Notice how this short and clipped sentence is actually a sentence fragment. Conrad mimics natural human speech, as verbal communication is often less formal than written communication. Heart of Darkness is regarded as a precursor to literary modernism, a movement known for its similar stylistic features that represent reality differently than in past literary traditions. Conrad continues this naturalistic style of writing through the paragraph.

"(I heard the men..."   (Chapter 1)

Conrad’s use of parentheses, as well as dashes in the previous paragraph, are more indicators of his somewhat stream-of-consciousness writing style. Take note of what kind of information is presented in these sorts of asides, as the punctuation is indicative of what is important to Marlow and what is not. The deaths of men are delivered as extra, unnecessary information, suggesting that Europeans were not concerned with the implications of colonization on even their own people.

"slipped through one of these cracks..."   (Chapter 1)
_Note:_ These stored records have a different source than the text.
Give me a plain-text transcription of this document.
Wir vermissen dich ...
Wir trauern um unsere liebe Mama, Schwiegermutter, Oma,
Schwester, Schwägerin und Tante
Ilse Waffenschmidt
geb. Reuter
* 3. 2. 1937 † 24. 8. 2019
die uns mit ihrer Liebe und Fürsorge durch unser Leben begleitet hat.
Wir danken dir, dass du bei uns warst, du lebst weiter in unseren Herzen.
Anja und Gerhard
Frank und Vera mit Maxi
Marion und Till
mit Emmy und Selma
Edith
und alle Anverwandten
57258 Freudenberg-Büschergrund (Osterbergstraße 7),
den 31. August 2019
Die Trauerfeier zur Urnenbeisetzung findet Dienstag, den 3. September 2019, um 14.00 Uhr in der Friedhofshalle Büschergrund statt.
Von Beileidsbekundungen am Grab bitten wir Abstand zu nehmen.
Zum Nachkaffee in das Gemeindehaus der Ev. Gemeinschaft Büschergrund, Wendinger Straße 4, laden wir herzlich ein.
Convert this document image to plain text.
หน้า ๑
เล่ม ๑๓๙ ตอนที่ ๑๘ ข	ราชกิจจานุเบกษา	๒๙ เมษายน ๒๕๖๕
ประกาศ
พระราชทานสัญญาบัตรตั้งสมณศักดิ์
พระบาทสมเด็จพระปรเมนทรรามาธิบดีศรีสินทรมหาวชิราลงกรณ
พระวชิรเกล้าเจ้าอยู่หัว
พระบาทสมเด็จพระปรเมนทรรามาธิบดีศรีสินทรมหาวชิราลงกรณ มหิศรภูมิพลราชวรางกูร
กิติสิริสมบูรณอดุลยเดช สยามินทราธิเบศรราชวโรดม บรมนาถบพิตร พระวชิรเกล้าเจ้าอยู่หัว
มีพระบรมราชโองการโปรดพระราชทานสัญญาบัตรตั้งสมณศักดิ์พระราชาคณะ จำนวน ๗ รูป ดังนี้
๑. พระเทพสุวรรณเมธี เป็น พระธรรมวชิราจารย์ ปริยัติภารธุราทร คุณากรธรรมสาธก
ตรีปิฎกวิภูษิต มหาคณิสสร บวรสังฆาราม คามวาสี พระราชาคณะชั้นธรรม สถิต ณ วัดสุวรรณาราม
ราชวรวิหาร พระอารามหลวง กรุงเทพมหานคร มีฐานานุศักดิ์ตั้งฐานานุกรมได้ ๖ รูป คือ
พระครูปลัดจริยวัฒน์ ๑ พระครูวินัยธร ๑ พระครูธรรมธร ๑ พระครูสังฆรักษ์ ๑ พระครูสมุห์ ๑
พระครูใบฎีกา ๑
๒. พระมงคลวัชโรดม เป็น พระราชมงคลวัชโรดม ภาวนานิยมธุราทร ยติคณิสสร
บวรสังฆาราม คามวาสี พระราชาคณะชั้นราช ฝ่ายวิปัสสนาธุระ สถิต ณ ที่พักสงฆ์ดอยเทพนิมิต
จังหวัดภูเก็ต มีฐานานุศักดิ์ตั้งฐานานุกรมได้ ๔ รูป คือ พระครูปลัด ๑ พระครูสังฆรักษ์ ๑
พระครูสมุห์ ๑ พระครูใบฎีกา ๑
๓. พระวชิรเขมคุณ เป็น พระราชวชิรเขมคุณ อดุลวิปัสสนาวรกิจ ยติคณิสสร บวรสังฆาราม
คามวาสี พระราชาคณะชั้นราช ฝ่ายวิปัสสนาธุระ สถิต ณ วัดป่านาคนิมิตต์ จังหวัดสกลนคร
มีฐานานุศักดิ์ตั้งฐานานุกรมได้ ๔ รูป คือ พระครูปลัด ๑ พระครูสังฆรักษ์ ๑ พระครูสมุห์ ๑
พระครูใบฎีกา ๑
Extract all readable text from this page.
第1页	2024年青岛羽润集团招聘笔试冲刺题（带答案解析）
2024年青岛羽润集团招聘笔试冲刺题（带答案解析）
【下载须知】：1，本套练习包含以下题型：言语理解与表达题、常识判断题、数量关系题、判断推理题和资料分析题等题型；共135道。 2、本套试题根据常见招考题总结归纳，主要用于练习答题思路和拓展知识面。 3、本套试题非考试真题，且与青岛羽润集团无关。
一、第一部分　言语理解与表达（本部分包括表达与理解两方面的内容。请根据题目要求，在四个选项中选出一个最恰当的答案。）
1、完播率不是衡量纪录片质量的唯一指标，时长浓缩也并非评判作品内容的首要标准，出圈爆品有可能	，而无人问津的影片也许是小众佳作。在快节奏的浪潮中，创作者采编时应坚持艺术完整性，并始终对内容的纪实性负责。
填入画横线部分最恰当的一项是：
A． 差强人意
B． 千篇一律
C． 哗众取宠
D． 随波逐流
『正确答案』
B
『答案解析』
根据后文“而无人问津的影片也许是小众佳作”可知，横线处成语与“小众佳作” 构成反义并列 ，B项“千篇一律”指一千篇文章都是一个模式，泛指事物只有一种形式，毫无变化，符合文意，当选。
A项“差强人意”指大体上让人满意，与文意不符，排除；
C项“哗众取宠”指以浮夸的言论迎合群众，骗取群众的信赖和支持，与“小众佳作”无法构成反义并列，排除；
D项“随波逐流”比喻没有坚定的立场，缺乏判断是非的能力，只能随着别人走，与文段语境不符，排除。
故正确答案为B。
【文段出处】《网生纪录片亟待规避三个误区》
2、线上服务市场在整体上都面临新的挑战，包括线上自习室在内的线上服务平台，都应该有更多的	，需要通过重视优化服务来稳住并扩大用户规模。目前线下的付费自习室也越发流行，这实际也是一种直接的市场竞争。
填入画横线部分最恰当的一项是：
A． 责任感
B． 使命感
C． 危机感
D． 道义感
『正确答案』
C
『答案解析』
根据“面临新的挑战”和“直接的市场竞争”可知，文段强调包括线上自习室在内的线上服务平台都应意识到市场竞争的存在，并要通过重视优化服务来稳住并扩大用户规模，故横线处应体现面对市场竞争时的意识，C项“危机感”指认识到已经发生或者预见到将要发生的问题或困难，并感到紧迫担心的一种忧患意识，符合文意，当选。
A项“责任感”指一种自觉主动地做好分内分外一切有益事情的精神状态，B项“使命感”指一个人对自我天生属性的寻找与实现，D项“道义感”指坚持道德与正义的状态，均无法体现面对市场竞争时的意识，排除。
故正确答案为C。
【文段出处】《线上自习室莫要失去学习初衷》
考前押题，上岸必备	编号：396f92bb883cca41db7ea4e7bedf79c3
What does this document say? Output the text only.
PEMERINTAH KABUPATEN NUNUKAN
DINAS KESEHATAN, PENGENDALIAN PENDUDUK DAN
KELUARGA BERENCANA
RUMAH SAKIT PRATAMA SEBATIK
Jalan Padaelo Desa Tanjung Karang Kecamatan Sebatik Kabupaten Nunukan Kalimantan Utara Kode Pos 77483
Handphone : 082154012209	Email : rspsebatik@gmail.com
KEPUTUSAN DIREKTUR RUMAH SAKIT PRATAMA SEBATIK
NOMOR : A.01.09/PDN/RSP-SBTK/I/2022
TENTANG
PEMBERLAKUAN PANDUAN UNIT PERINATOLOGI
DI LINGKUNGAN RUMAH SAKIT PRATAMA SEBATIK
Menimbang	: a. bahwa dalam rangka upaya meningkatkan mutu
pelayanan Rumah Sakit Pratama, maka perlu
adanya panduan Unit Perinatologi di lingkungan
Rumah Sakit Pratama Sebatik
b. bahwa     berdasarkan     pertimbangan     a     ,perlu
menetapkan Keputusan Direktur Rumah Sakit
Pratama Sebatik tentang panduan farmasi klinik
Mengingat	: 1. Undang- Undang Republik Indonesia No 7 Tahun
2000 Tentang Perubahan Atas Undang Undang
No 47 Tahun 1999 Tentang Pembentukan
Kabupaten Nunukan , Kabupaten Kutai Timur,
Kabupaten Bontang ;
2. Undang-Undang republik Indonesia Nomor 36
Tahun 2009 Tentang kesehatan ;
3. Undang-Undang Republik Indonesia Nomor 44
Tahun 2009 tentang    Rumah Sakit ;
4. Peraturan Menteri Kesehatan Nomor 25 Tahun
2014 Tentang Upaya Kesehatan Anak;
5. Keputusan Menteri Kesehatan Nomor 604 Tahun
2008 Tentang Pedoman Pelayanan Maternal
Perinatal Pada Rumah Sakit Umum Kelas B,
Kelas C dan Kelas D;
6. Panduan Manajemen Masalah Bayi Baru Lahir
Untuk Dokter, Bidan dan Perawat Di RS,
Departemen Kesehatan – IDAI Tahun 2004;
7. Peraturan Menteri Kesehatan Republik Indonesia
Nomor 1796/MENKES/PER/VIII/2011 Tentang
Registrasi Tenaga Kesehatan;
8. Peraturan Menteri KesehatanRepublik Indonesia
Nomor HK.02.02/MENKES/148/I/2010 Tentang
To “slip through the cracks” is an idiom that means to pass through unnoticed, perhaps wrongfully so. Conrad plays with this, suggesting that Marlow should not have been hired as a captain. However, “cracks” connotes a sense of disintegration. Conrad may be commenting on how European imperialism was founded on inhumane premises, that despite all its elaborate decoration, there are “cracks” in its reasoning.

"a kind of light..."   (Chapter 1)

While Heart of Darkness predates Modernism, Conrad’s literary style influenced many Modernist writers. This paragraph marks the beginning of Marlow’s backstory, and the narrator quotes his entire monologue. This produces a stream-of-consciousness effect, as if the reader has direct access to Marlow’s mind. It is enhanced by the repetition of the phrase “a kind of light.” It suggests this story hasn’t been perfectly formed, but rather that the narrative is moving at the same pace as Marlow’s memory. This style can be seen in Modern novels such as Virginia Woolf’s Mrs. Dalloway and James Joyce’s Ulysses.

"—just like Kurtz—..."   (Chapter 2)

Kurtz has so much power over Marlow’s thoughts that he injects himself into the narrative at a point when he isn’t even relevant. Marlow’s speech is interrupted by Kurtz, as emphasized by the em dashes (—) in this selection.

"My Intended, my ivory, my station, my river, my—..."   (Chapter 2)

Notice Kurtz’s repetition of the word “my.” It reflects his intense greed and gluttony, as well as his large, subsuming presence. Kurtz is sometimes considered the eponymous “Heart of Darkness” because his greed is representative of European colonial greed in general. Kurtz’s personal connection to his work, however, distances him from the other Europeans so that his malevolence is more ambiguous.

"the form of apathy . . ...."   (Chapter 2)

Conrad suggests that people don’t act on “great human passion” such as “extreme grief,” and that this passivity is no better than violence. Perhaps those who are silent about the corruption of colonialism are at just as much fault as those performing the act. Also note how the form of this sentence matches its content. Marlow discusses apathy and then trails off with ellipses, too apathetic to finish his thought.